Donnerstag, 15. Juni 2017

Juan Gómez Bárcena : "Der Himmel von Lima"

Juan Gómez Bárcena :
"Der Himmel von Lima"
Roman
original "El Cielo de Lima"
2014, Editorial Salto de Página, S.L. Madrid
Aus dem Spanischen von Steven Uhly
2016, Secession Verlag für Literatur, Zürich
308 Seiten
ISBN 978-3-905951-95-0

Der Roman führt durch vier Kapitel : Komödie - eine Liebesgeschichte - eine Tragödie - Ein Gedicht. José und Carlos sind reiche junge Männer in Lima (Peru) die sich als Dichter sehen, statt sich auf die Nachfolge in den Firmen der Väter vorzubereiten. Um näher an einen bewunderten Dichter in Spanien heranzukommen erfinden sie eine junge Frau, in deren Namen sie dem Dichter bewundernde Briefe zu schreiben mit dem Ziel ein Gedicht dafür zu erhalten. Die Briefe gehen 1904 / 05 noch per schiff, die Damen sind entweder elegant zurückhaltend oder in Bordellen beschrieben. Die jungen Möchte-gern-Dichter holen sich Ratschläge bei Magister Cristóbal, der auf dem Hauptplatz von Lima als Schreiber für Analphabeten und für Verliebte agiert. Der Dichter im fernen Spanien schreibt immer zärtlicher und verliebter, José und Carlos zerstreiten sich, der Dichter plant ein Schiff zu nehmen und die erfundene junge Frau darf endlich an Schwindsucht sterben.

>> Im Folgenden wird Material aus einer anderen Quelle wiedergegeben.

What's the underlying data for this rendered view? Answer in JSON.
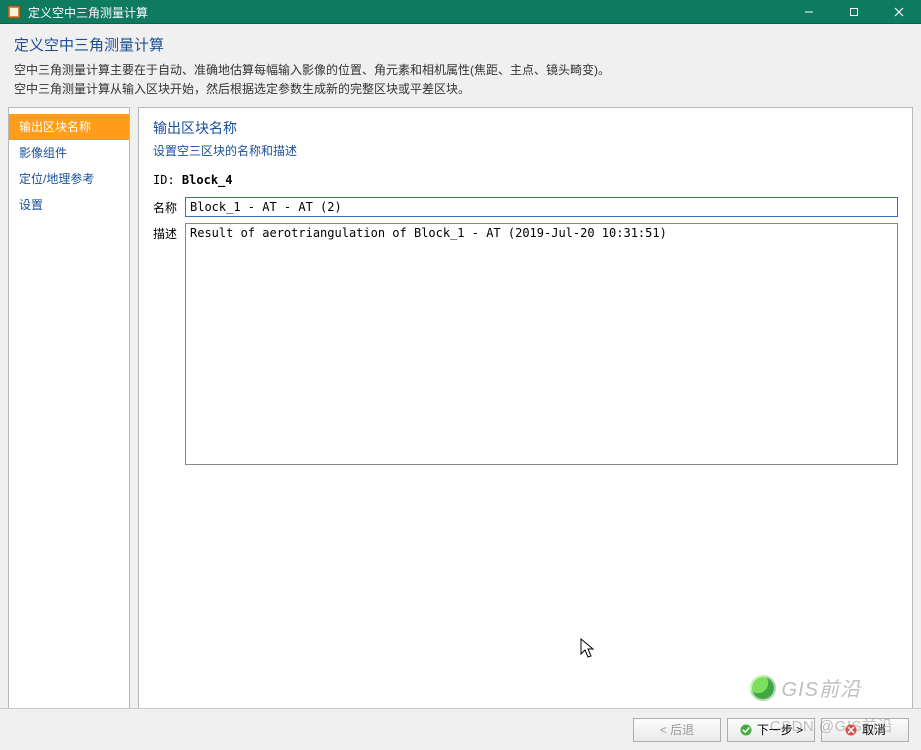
{
  "window": {
    "title": "定义空中三角测量计算"
  },
  "header": {
    "title": "定义空中三角测量计算",
    "line1": "空中三角测量计算主要在于自动、准确地估算每幅输入影像的位置、角元素和相机属性(焦距、主点、镜头畸变)。",
    "line2": "空中三角测量计算从输入区块开始，然后根据选定参数生成新的完整区块或平差区块。"
  },
  "sidebar": {
    "items": [
      {
        "label": "输出区块名称",
        "selected": true
      },
      {
        "label": "影像组件",
        "selected": false
      },
      {
        "label": "定位/地理参考",
        "selected": false
      },
      {
        "label": "设置",
        "selected": false
      }
    ]
  },
  "content": {
    "heading": "输出区块名称",
    "desc": "设置空三区块的名称和描述",
    "id_label": "ID:",
    "id_value": "Block_4",
    "name_label": "名称",
    "name_value": "Block_1 - AT - AT (2)",
    "desc_label": "描述",
    "desc_value": "Result of aerotriangulation of Block_1 - AT (2019-Jul-20 10:31:51)"
  },
  "footer": {
    "back": "< 后退",
    "next": "下一步 >",
    "cancel": "取消"
  },
  "watermark": {
    "logo_text": "GIS前沿",
    "csdn_text": "CSDN @GIS前沿"
  }
}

Der Schreibstil ist langsam und bewußt. Der Autor nimmt sich Zeit das damalige Peru, seine alte Oberschicht, die Neureichen, die Hobbies der Reichen, aber auch Politik die Arbeitern etwas menschenwürdiges Leben zugestehen möchte, und Bordelle bei denen dieser Ehrgeiz nicht vorhanden ist zu beschreiben.

Im Mittelpunkt stehen für mich José und Carlos. Beide sind reich, aber Carlos' Vater hat sich vom Kautschukarbeiter hinaufgearbeitet. Er versucht seinen Sohn zum Mann zu machen und fast peinlich in die bessere alt-reiche Gesellschaft zu bringen. Während Jose kein Problem hat die Bordelle zu besuchen, ist es eines für Carlos. Da Carlos eine schönere Handschrift nachmachen kann und somit die erfundene 'Georgina Hübner'-Briefe schreibt, nennt ihn José halb scherzhaft halb ärgernd 'Carlota' was v.a. in der jungen Männer Runde zum Problem escaliert. José ist der verwegenere der beiden, sammelt aber die Briefe des angeschwärmten Dichters; Carlos erfindet als Bub einen imaginären Freund, weshalb er auch eher das Gespür hat wie sich die erfundene Frau verhalten könnte.
Faszinierend finde ich die Gestalt des Magister Cristóbal, der nach einem Krieg als Schreiber am Hauptplatz zurückkehrt. Die Kapitel in denen er den beiden jungen Männern über den Reiz und Nicht-Reiz der Frauen die Chemie zwischen Mann und Frau zu erklären sucht sind sehr unterhaltsam.

Eigenartig sind die Stellen in denen Carlos zu einer Hure geht. Die anderen Mädchen/Frauen in dem Haus haben Namen, nur die die er besucht ist/bleibt namenlos.

Der Schriftsteller vergleicht Liebesgeschichten aus der Literatur wobei "María" von Jorge Isaacs aus Kolumbien neu für mich war.

Für diesen Roman sollte man sich Zeit nehmen, denn er ist nicht einfach von links oben nach recht unten zu lesen; ich habe ihn aber genossen. Viel Freude beim Lesen !
   
Juan Gómez Bárcena wurde am 5. Dezember 1984 in Santander (Spanien) geboren. Er studierte Literaturtheorie und Vergleichende Literatur sowie Geschichte in Madrid und auch Philosophie. Er arbeitet als spanischer Autor, Literaturkritiker  und Dozent für 'Kreatives Schreiben'. Derzeit lebt er in Barcelona.